You need to tell your boyfriend that his sexual vocabulary is a turn-off. It is best to do this outside the bedroom at a time when both of you are feeling relaxed. Try to be constructive by explaining that his vocabulary feels disrespectful and offering him some acceptable alternatives for the words that trouble you most.

Really it shouldn't be down to you to teach him how to talk about sex. But sadly this need does arise, which I put down to the fact that sex education is so dismal that often young men end up learning their sexual vocabulary from porn.

When Dr Mark Limmer, an academic from the Division of Health Research at Lancaster University, explored how young men learn about sex and relationships he found that boys tend to acquire different kinds of information from four different sources: schools, parents, peers and pornography. From schools boys learn about what they should not do. They are taught about morals and risk and the teaching is didactic, rigid and one-way. Parents teach boys about family values, expectations and safety - from the parents' perspective. From peers boys learn about social norms such as how to behave or whom to have sex with, but, importantly, in a face-to-face context peer education does not allow boys to ask questions or to admit ignorance or inexperience.
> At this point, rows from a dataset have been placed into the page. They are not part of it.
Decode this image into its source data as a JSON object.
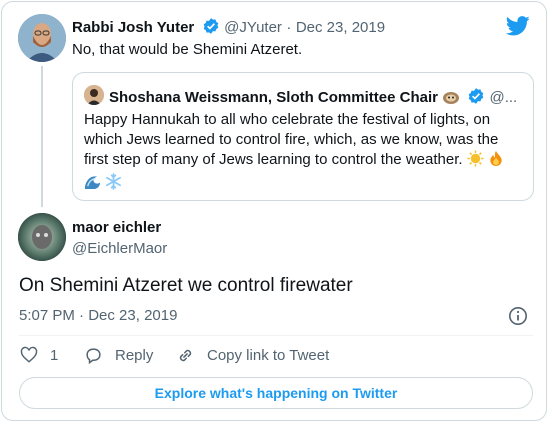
{
  "reply_tweet": {
    "author_name": "Rabbi Josh Yuter",
    "author_handle": "@JYuter",
    "separator": "·",
    "date": "Dec 23, 2019",
    "text": "No, that would be Shemini Atzeret."
  },
  "quoted_tweet": {
    "author_name": "Shoshana Weissmann, Sloth Committee Chair",
    "author_handle": "@...",
    "text": "Happy Hannukah to all who celebrate the festival of lights, on which Jews learned to control fire, which, as we know, was the first step of many of Jews learning to control the weather."
  },
  "main_tweet": {
    "author_name": "maor eichler",
    "author_handle": "@EichlerMaor",
    "text": "On Shemini Atzeret we control firewater",
    "time": "5:07 PM",
    "separator": "·",
    "date": "Dec 23, 2019"
  },
  "actions": {
    "like_count": "1",
    "reply_label": "Reply",
    "copy_link_label": "Copy link to Tweet"
  },
  "explore_label": "Explore what's happening on Twitter",
  "colors": {
    "accent": "#1d9bf0",
    "muted": "#536471",
    "border": "#cfd9de"
  }
}
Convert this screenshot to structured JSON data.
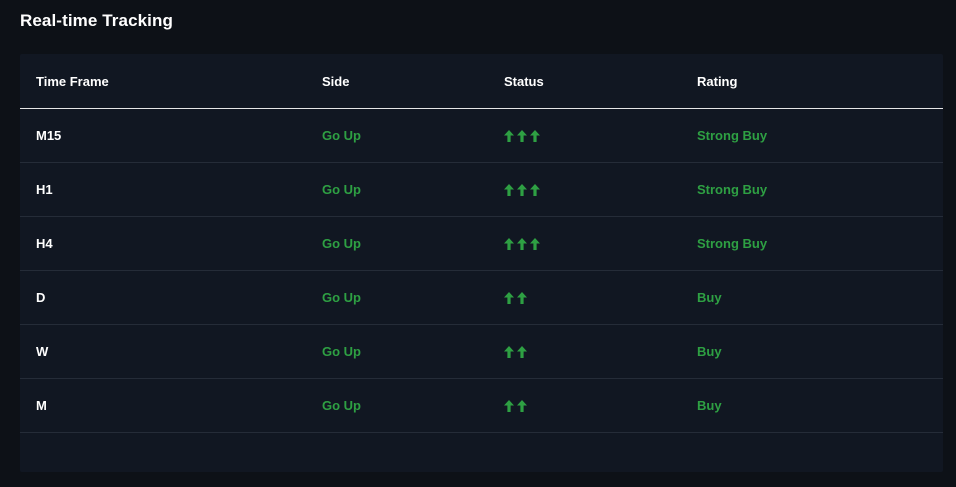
{
  "page": {
    "title": "Real-time Tracking"
  },
  "table": {
    "columns": [
      "Time Frame",
      "Side",
      "Status",
      "Rating"
    ],
    "rows": [
      {
        "timeframe": "M15",
        "side": "Go Up",
        "arrows": 3,
        "rating": "Strong Buy"
      },
      {
        "timeframe": "H1",
        "side": "Go Up",
        "arrows": 3,
        "rating": "Strong Buy"
      },
      {
        "timeframe": "H4",
        "side": "Go Up",
        "arrows": 3,
        "rating": "Strong Buy"
      },
      {
        "timeframe": "D",
        "side": "Go Up",
        "arrows": 2,
        "rating": "Buy"
      },
      {
        "timeframe": "W",
        "side": "Go Up",
        "arrows": 2,
        "rating": "Buy"
      },
      {
        "timeframe": "M",
        "side": "Go Up",
        "arrows": 2,
        "rating": "Buy"
      }
    ]
  },
  "colors": {
    "background": "#0d1117",
    "card": "#111722",
    "accent_green": "#2ea043",
    "header_divider": "#e6e6e6",
    "row_divider": "#252c38"
  },
  "icons": {
    "status": "arrow-up-icon"
  }
}
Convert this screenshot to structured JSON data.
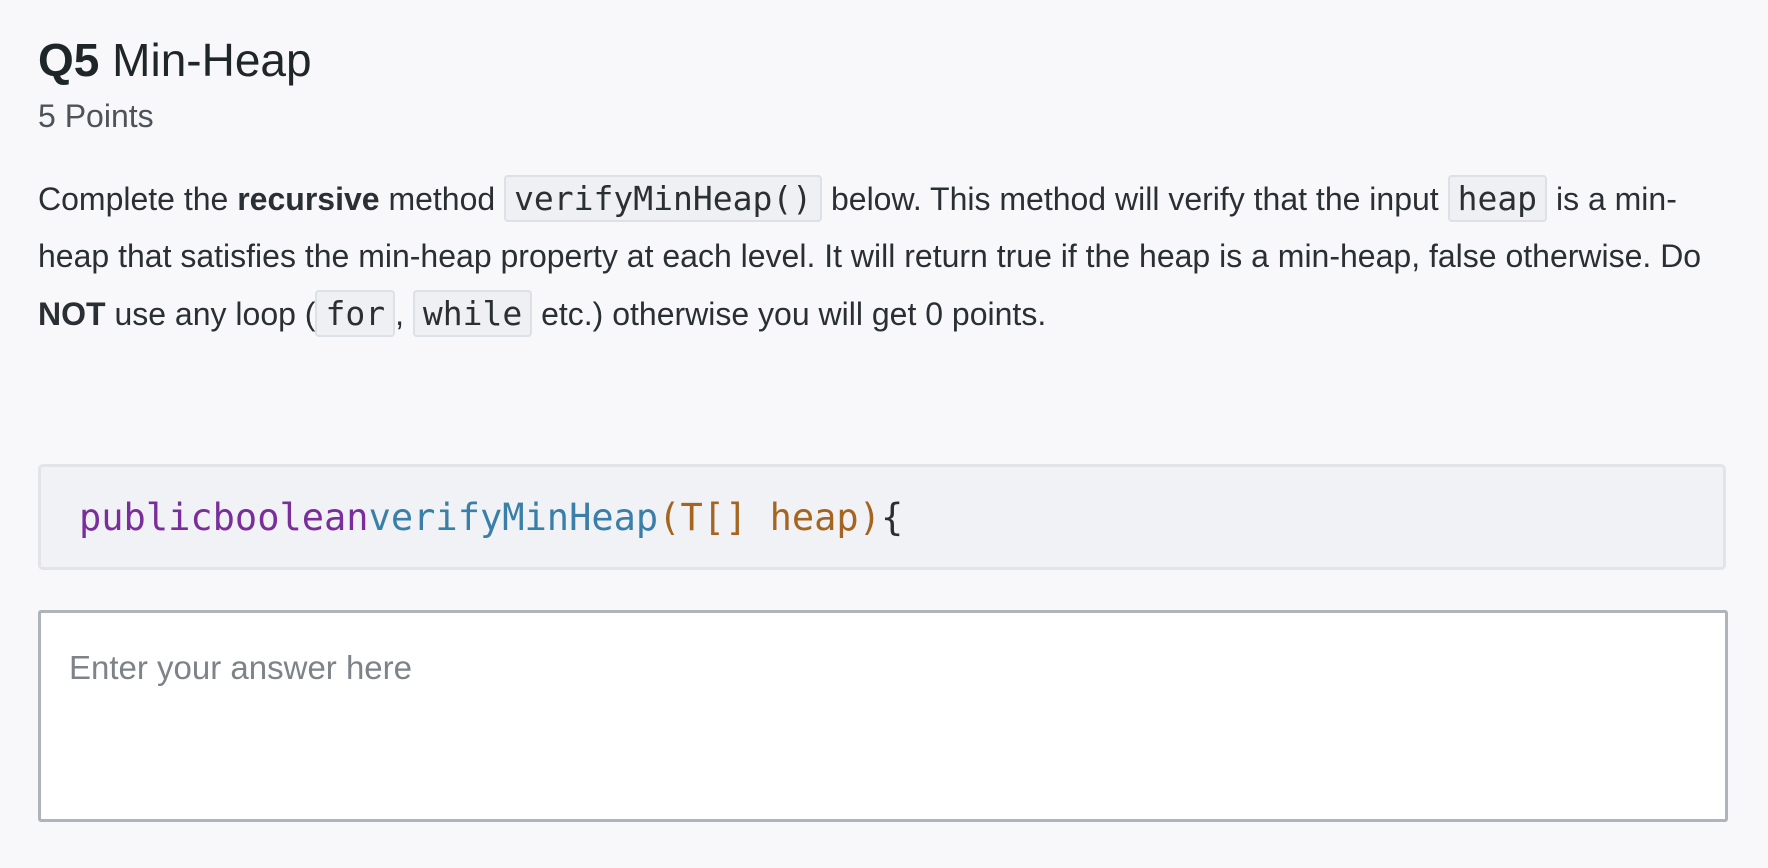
{
  "question": {
    "number": "Q5",
    "title": "Min-Heap",
    "points": "5 Points",
    "prompt": {
      "p1": "Complete the ",
      "bold1": "recursive",
      "p2": " method ",
      "code1": "verifyMinHeap()",
      "p3": " below. This method will verify that the input ",
      "code2": "heap",
      "p4": " is a min-heap that satisfies the min-heap property at each level. It will return true if the heap is a min-heap, false otherwise. Do ",
      "bold2": "NOT",
      "p5": " use any loop (",
      "code3": "for",
      "p6": ", ",
      "code4": "while",
      "p7": " etc.) otherwise you will get 0 points."
    }
  },
  "code_block": {
    "kw_public": "public",
    "kw_boolean": "boolean",
    "fn_name": "verifyMinHeap",
    "paren_open": "(",
    "param": "T[] heap",
    "paren_close": ")",
    "brace": "{"
  },
  "answer": {
    "value": "",
    "placeholder": "Enter your answer here"
  },
  "colors": {
    "keyword": "#7a2e9c",
    "function": "#3a7fa8",
    "parameter": "#a5641f"
  }
}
Porn is different. It communicates deeply misogynist attitudes, behaviours and vocabulary surrounding sex. If boys or young men use porn as a way to learn about sex, some of them will not be able to separate this from the real world, and they may believe that this distorted view is what sex is actually like. Of course, this is not the case for all young men. But there are some who, emboldened by perceived insights and equipped with the appropriate vocabulary, enjoy suddenly being able to contribute to laddish sexual banter. 

It sounds to me that this might be what happened with your new boyfriend, and he seems not to have learnt how to talk about sex in any other way since then. It's odd that as a grown man he has not yet realised that real women do not talk or behave like porn stars, and that most of them will be deeply unimpressed by someone who uses this kind of banter.

He needs to learn how to talk about sex in terms that are more respectful, and while I don't think this is your job, you could help to educate him.

Your decision will be determined by how much you care about this guy and how willing he is to listen to what you say and to adopt grown-up ways of expressing himself. If he refuses to take on board what you are saying, you should ask yourself whether your differences are confined to your sexual vocabulary.

But trust me - you are not a prude at all. Communication is so fundamental to any relationship that if you can't agree on how to talk about sex, talking about anything else is likely to prove difficult too.